God is so good to me. I am blessed to have been given access to an idea place to get away for spiritual renewal and to write blogs and books that will minister to people far beyond FBC Seminole. What a joy to have been given this blessing. I want to steward it well. I am looking forward to the time that books will be produced within these walls. I believe for the day when the voice of God will stun my soul as He reveals His counsel and His purposes. I yearn to see the day when God’s specific vision will be planted in my heart for Seminole.

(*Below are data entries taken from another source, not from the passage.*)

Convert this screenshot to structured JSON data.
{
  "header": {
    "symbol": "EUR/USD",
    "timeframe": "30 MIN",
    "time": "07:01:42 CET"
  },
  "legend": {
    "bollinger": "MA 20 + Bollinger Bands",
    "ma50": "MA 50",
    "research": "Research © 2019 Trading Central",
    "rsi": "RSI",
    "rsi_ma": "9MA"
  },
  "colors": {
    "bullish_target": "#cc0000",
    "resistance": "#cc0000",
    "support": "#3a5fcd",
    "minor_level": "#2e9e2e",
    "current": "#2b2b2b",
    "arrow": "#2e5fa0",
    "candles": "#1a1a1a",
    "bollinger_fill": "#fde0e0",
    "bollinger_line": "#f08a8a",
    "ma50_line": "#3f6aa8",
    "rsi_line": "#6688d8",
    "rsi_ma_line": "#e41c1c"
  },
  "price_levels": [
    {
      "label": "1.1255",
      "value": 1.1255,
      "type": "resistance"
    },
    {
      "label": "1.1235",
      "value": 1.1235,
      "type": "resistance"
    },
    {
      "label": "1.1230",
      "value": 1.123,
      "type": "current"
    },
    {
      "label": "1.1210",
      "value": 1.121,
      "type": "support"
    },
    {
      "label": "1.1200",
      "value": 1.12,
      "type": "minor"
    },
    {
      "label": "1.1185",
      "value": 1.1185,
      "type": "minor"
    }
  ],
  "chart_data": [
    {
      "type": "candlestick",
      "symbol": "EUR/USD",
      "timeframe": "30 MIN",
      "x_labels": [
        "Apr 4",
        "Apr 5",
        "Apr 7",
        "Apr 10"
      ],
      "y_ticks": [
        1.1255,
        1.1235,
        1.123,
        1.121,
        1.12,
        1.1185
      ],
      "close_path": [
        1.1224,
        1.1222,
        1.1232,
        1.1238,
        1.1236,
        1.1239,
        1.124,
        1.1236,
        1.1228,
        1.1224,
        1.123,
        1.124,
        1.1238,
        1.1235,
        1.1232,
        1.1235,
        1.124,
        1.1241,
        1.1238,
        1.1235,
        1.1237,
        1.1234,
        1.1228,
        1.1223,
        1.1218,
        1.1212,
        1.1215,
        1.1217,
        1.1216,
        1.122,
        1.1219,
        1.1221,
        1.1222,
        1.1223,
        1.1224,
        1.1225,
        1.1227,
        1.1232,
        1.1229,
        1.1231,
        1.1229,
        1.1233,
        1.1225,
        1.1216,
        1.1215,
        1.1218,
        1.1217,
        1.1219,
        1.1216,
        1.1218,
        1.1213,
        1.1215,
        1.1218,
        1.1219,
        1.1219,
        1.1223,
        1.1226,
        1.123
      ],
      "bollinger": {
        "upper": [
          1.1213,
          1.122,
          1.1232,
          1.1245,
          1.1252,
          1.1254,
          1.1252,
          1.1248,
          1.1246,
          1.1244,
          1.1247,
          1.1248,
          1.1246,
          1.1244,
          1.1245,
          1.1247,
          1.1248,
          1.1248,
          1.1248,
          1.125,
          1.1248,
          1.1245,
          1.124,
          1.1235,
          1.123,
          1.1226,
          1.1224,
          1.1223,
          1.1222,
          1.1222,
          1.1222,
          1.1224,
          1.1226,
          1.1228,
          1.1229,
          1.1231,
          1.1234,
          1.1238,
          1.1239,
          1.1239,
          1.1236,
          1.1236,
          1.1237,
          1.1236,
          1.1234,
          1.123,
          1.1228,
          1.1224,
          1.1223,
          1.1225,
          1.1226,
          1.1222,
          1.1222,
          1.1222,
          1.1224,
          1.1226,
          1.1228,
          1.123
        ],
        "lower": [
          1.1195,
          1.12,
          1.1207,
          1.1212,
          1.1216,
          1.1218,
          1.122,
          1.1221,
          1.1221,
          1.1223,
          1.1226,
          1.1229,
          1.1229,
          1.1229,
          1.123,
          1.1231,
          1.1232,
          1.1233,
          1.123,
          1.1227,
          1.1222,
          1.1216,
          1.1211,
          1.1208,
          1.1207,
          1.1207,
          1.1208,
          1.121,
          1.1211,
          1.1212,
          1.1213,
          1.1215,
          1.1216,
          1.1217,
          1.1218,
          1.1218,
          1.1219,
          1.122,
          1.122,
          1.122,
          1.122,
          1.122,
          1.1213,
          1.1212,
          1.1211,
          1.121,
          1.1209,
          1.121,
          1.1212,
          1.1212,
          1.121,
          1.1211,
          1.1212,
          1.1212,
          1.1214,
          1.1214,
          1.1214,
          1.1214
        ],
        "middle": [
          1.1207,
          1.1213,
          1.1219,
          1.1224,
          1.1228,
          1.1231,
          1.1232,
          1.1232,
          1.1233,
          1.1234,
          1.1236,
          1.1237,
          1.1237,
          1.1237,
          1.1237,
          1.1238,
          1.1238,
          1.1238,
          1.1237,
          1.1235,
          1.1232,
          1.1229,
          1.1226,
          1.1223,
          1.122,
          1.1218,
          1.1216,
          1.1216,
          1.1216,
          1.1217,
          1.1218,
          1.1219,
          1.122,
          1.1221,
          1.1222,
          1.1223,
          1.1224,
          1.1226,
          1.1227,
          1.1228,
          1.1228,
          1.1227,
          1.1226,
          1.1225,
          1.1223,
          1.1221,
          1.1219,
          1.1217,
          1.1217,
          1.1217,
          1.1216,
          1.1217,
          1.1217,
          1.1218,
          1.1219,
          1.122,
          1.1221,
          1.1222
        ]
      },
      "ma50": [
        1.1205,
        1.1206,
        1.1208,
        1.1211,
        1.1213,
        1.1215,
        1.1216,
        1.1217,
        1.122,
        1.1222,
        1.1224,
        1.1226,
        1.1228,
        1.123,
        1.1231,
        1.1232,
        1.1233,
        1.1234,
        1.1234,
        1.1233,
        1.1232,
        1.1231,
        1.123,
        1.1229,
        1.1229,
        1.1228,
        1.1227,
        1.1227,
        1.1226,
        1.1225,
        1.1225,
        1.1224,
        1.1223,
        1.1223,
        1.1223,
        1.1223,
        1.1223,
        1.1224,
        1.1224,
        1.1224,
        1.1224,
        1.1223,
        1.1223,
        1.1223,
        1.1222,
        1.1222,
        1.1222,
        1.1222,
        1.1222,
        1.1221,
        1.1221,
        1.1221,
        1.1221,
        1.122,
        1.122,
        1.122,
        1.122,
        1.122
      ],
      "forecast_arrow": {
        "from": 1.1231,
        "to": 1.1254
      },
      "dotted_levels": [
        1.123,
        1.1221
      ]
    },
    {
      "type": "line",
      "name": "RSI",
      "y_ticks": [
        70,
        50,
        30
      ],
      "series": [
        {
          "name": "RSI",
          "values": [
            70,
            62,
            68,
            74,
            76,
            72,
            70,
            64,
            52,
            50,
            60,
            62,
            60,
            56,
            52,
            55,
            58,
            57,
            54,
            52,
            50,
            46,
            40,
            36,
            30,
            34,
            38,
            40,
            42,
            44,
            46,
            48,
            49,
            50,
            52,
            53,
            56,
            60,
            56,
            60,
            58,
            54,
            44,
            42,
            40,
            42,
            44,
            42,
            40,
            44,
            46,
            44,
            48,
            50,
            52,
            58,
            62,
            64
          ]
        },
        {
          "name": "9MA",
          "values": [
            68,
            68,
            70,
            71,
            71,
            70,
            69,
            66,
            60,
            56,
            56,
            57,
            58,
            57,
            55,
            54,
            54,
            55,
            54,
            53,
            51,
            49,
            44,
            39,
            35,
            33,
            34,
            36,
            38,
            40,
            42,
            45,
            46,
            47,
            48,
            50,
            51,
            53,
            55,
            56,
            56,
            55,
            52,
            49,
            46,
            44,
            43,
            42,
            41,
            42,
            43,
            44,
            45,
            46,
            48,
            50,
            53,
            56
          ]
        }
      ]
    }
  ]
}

Jesus, thank you for this farm house and for those who lived here and served you faithfully for many decades. Thank you for those who have made this place accessible for me. I trust you for divine encounters and many times to meet with you at this farm house. I trust you for times when Jase and I will be able to seek you together in prayer. I trust you for times when other trusted brothers will be able to meet with me here to cry out to you in prayer. You are my God, my Lord, and my Father. Thank you for meeting with me at this farm house. The best is yet to come.

1 comment:

  1. Sorry it has taken me a year to respond to the tenderness and depth of emotions felt by me and shared by my children in this particular blog. You see this farm house is my heritage and I was six years old when it was built (now I am 70). My years at FBC were most influential with Godly parents and Godly people in my life. Thank you for using this place as a retreat and giving life to the empty space.

    This last year has been a very hard one for me emotinally and spiritually since I have been dealing with spousal infidelity, the overwhelming feeling of rejection and the resulting divorce which will be final next week.

    There is a Godly man representing my interests in the farm and I praise God daily for him...Mark Beaty.

    Again thanks for inspiring me and being a writer myself have started to read your other blogs and find so many thoughts to spur me to greater limits.